While there is no report of manned aircraft actually canceling missions at Katrina, the possibility was high enough — and the concern from manned pilots who flew in New Orleans was real enough — that it could not be ignored.

The FAA announced the COA requirement six months after Katrina struck. The ruling effectively barred UAVs from disasters in the United States for nearly seven years, when the emergency COA process became more manageable.

Where are the UAVs?

UAVs have been used in more than 20 disasters worldwide since Katrina, yet in the United States, federal, state and local urban search-and-rescue teams still do not own small UAVs, routinely use UAVs or have clear procedures for deploying UAVs. The technology existed in 2005 and exists in 2015, but then as now, the technology isn't being used.
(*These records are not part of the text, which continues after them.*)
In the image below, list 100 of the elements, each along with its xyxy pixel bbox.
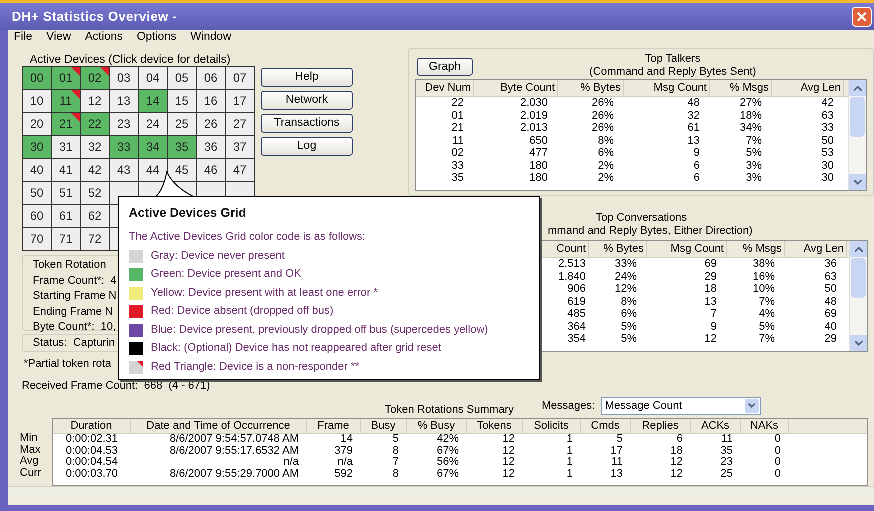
device-cell[interactable]: 01	[52, 67, 80, 89]
column-header[interactable]: % Msgs	[710, 80, 772, 96]
table-cell-text: 12%	[614, 283, 638, 296]
graph-button[interactable]: Graph	[417, 58, 473, 76]
table-cell-text: 32	[686, 110, 701, 122]
device-cell[interactable]: 52	[81, 182, 109, 204]
action-button[interactable]: Log	[261, 137, 353, 156]
column-header[interactable]: Solicits	[523, 419, 581, 433]
device-cell[interactable]: 42	[81, 159, 109, 181]
column-header[interactable]: ACKs	[691, 419, 741, 433]
column-header[interactable]: Dev Num	[416, 80, 474, 96]
row-label: Curr	[20, 468, 42, 479]
table-cell-text: 69	[824, 308, 838, 320]
device-cell[interactable]: 46	[197, 159, 225, 181]
device-cell[interactable]: 43	[110, 159, 138, 181]
column-header[interactable]: % Busy	[407, 419, 467, 433]
column-header[interactable]: % Bytes	[558, 80, 624, 96]
column-header[interactable]: % Msgs	[727, 241, 785, 257]
column-header[interactable]: Avg Len	[772, 80, 844, 96]
device-cell[interactable]: 60	[23, 205, 51, 227]
menu-item[interactable]: Actions	[85, 29, 123, 47]
menu-item[interactable]: Window	[190, 29, 232, 47]
device-cell[interactable]: 14	[139, 90, 167, 112]
device-cell[interactable]: 06	[197, 67, 225, 89]
action-button[interactable]: Network	[261, 91, 353, 110]
close-button[interactable]	[852, 6, 872, 26]
device-cell[interactable]: 02	[81, 67, 109, 89]
device-cell[interactable]: 32	[81, 136, 109, 158]
device-cell[interactable]: 41	[52, 159, 80, 181]
column-header[interactable]: Tokens	[467, 419, 523, 433]
table-cell-text: 180	[528, 160, 549, 172]
device-cell[interactable]: 31	[52, 136, 80, 158]
device-cell[interactable]: 11	[52, 90, 80, 112]
table-cell-text: 50	[824, 283, 838, 296]
device-cell[interactable]: 05	[168, 67, 196, 89]
table-cell-text: n/a	[336, 457, 354, 468]
device-cell[interactable]: 26	[197, 113, 225, 135]
device-cell[interactable]: 33	[110, 136, 138, 158]
device-cell[interactable]: 25	[168, 113, 196, 135]
device-cell[interactable]: 40	[23, 159, 51, 181]
column-header[interactable]: NAKs	[741, 419, 789, 433]
device-cell[interactable]: 10	[23, 90, 51, 112]
device-cell[interactable]: 00	[23, 67, 51, 89]
messages-label: Messages:	[542, 398, 596, 414]
column-header[interactable]: Avg Len	[785, 241, 847, 257]
device-cell[interactable]: 23	[110, 113, 138, 135]
device-cell[interactable]: 47	[226, 159, 254, 181]
device-cell[interactable]: 35	[168, 136, 196, 158]
device-cell[interactable]: 17	[226, 90, 254, 112]
table-cell-text: 0	[774, 457, 782, 468]
menu-item[interactable]: Options	[136, 29, 177, 47]
device-cell[interactable]: 16	[197, 90, 225, 112]
table-cell-text: 67%	[436, 468, 460, 480]
column-header[interactable]: Busy	[361, 419, 407, 433]
column-header[interactable]: Duration	[53, 419, 131, 433]
table-cell-text: 7%	[745, 134, 763, 147]
menu-item[interactable]: View	[46, 29, 72, 47]
device-cell[interactable]: 71	[52, 228, 80, 250]
device-cell[interactable]: 15	[168, 90, 196, 112]
device-cell[interactable]: 34	[139, 136, 167, 158]
device-cell[interactable]: 70	[23, 228, 51, 250]
device-cell[interactable]: 07	[226, 67, 254, 89]
device-cell[interactable]: 61	[52, 205, 80, 227]
device-cell[interactable]: 30	[23, 136, 51, 158]
device-cell[interactable]: 03	[110, 67, 138, 89]
table-cell-text: 01	[450, 110, 465, 122]
column-header[interactable]: Count	[551, 241, 589, 257]
device-cell[interactable]: 62	[81, 205, 109, 227]
device-cell[interactable]: 22	[81, 113, 109, 135]
device-cell[interactable]: 12	[81, 90, 109, 112]
action-button[interactable]: Help	[261, 68, 353, 87]
device-cell[interactable]: 27	[226, 113, 254, 135]
column-header[interactable]: Date and Time of Occurrence	[131, 419, 307, 433]
column-header[interactable]: Msg Count	[624, 80, 710, 96]
device-cell[interactable]: 20	[23, 113, 51, 135]
device-cell[interactable]: 44	[139, 159, 167, 181]
device-cell[interactable]: 24	[139, 113, 167, 135]
column-header[interactable]: Msg Count	[647, 241, 727, 257]
device-cell[interactable]: 50	[23, 182, 51, 204]
device-cell[interactable]: 37	[226, 136, 254, 158]
menu-item[interactable]: File	[14, 29, 33, 47]
column-header[interactable]: Frame	[307, 419, 361, 433]
scrollbar[interactable]	[848, 80, 866, 190]
device-cell[interactable]: 51	[52, 182, 80, 204]
action-button[interactable]: Transactions	[261, 114, 353, 133]
scrollbar[interactable]	[849, 241, 867, 351]
legend-text: Red Triangle: Device is a non-responder **	[151, 360, 360, 375]
device-cell[interactable]: 04	[139, 67, 167, 89]
messages-dropdown[interactable]: Message Count	[601, 397, 762, 415]
table-cell-text: 18%	[738, 110, 763, 122]
device-cell[interactable]: 13	[110, 90, 138, 112]
column-header[interactable]: Byte Count	[474, 80, 558, 96]
column-header[interactable]: % Bytes	[589, 241, 647, 257]
device-cell[interactable]: 45	[168, 159, 196, 181]
device-cell[interactable]: 36	[197, 136, 225, 158]
column-header[interactable]: Replies	[631, 419, 691, 433]
device-cell[interactable]: 72	[81, 228, 109, 250]
column-header[interactable]: Cmds	[581, 419, 631, 433]
device-cell[interactable]: 21	[52, 113, 80, 135]
table-cell-text: 42	[820, 97, 835, 110]
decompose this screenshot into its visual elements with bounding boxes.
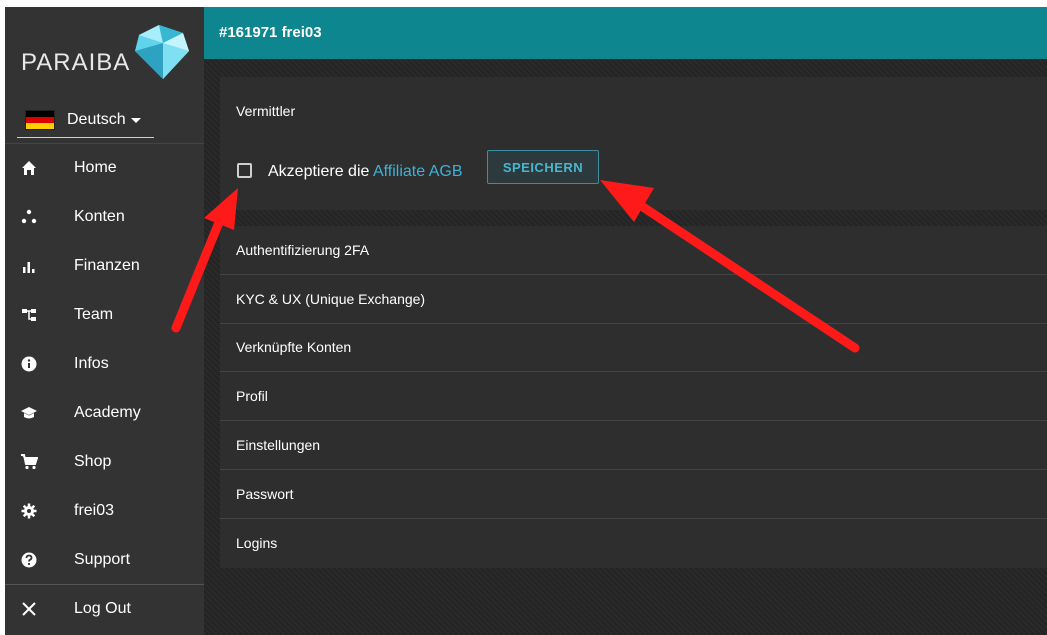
accept-affiliate-checkbox[interactable] — [237, 163, 252, 178]
home-icon — [19, 158, 39, 178]
sidebar-item-label: Shop — [74, 452, 112, 470]
page-title: #161971 frei03 — [219, 24, 322, 41]
settings-sections-list: Authentifizierung 2FA KYC & UX (Unique E… — [220, 226, 1047, 568]
sidebar-item-label: Academy — [74, 403, 141, 421]
language-label: Deutsch — [67, 111, 126, 128]
language-selector[interactable]: Deutsch — [17, 103, 154, 138]
affiliate-agb-link[interactable]: Affiliate AGB — [373, 163, 463, 180]
section-password[interactable]: Passwort — [220, 470, 1047, 519]
logout-label: Log Out — [74, 600, 131, 618]
sidebar-item-finanzen[interactable]: Finanzen — [5, 242, 204, 291]
section-2fa[interactable]: Authentifizierung 2FA — [220, 226, 1047, 275]
vermittler-title: Vermittler — [236, 103, 296, 119]
org-chart-icon — [19, 305, 39, 325]
bar-chart-icon — [19, 256, 39, 276]
sidebar: PARAIBA Deutsch Home Konten Finanzen Tea… — [5, 7, 204, 635]
sidebar-item-team[interactable]: Team — [5, 291, 204, 340]
close-icon — [19, 599, 39, 619]
top-bar: #161971 frei03 — [204, 7, 1047, 59]
sidebar-item-label: Home — [74, 159, 117, 177]
flag-germany-icon — [25, 110, 55, 130]
sidebar-item-label: Support — [74, 550, 131, 568]
section-profile[interactable]: Profil — [220, 372, 1047, 422]
section-settings[interactable]: Einstellungen — [220, 421, 1047, 470]
sidebar-item-infos[interactable]: Infos — [5, 340, 204, 389]
sidebar-item-label: Team — [74, 306, 114, 324]
sidebar-menu: Home Konten Finanzen Team Infos Academy … — [5, 143, 204, 633]
vermittler-panel: Vermittler Akzeptiere die Affiliate AGB … — [220, 77, 1047, 210]
sidebar-item-home[interactable]: Home — [5, 144, 204, 193]
graduation-cap-icon — [19, 403, 39, 423]
logout-button[interactable]: Log Out — [5, 584, 204, 633]
accept-affiliate-label: Akzeptiere die Affiliate AGB — [268, 163, 462, 181]
gear-icon — [19, 501, 39, 521]
app-frame: PARAIBA Deutsch Home Konten Finanzen Tea… — [0, 0, 1047, 635]
diamond-icon — [135, 25, 189, 79]
sidebar-item-settings[interactable]: frei03 — [5, 486, 204, 535]
section-kyc[interactable]: KYC & UX (Unique Exchange) — [220, 275, 1047, 324]
section-logins[interactable]: Logins — [220, 519, 1047, 568]
cart-icon — [19, 452, 39, 472]
dots-icon — [19, 207, 39, 227]
sidebar-item-label: Finanzen — [74, 257, 140, 275]
main-content: #161971 frei03 Vermittler Akzeptiere die… — [204, 7, 1047, 635]
accept-prefix: Akzeptiere die — [268, 163, 370, 180]
logo-text: PARAIBA — [21, 49, 131, 76]
sidebar-item-konten[interactable]: Konten — [5, 193, 204, 242]
caret-down-icon — [130, 117, 141, 123]
question-icon — [19, 550, 39, 570]
sidebar-item-shop[interactable]: Shop — [5, 437, 204, 486]
sidebar-item-label: Konten — [74, 208, 125, 226]
sidebar-item-academy[interactable]: Academy — [5, 388, 204, 437]
save-button[interactable]: SPEICHERN — [487, 150, 599, 184]
section-linked-accounts[interactable]: Verknüpfte Konten — [220, 324, 1047, 373]
sidebar-item-support[interactable]: Support — [5, 535, 204, 584]
sidebar-item-label: Infos — [74, 355, 109, 372]
brand-logo[interactable]: PARAIBA — [17, 19, 192, 81]
info-icon — [19, 354, 39, 374]
sidebar-item-label: frei03 — [74, 501, 115, 519]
Fire rescue departments don't have grants set aside to purchase UAVs the way the police departments can buy bomb squad robots. Confusion over policies from the FAA and conflicting privacy constraints from federal, state and local interpretations of regulations discourage adoption. A recent FAA ruling allows companies such as Amazon — with the industry version of a COA, called a 333 exemption — to fly with more flexibility than a fire department with a COA. UAVs need regulatory advocacy and government funding to speed the adoption of UAVs for emergency management. Once adoption becomes prevalent, focused research and development will follow, creating a public sector market for UAVs and platforms that are even less expensive and easier to use.

Ten years later, Hurricane Katrina is an example of the accelerating urbanization of disasters — increasing populations in urban centers situated along coasts with rising sea levels create significant social and infrastructure vulnerabilities to disasters. Let's hope that 20 years later, Katrina will stand as an example of how new technology was introduced and adopted in emergency management.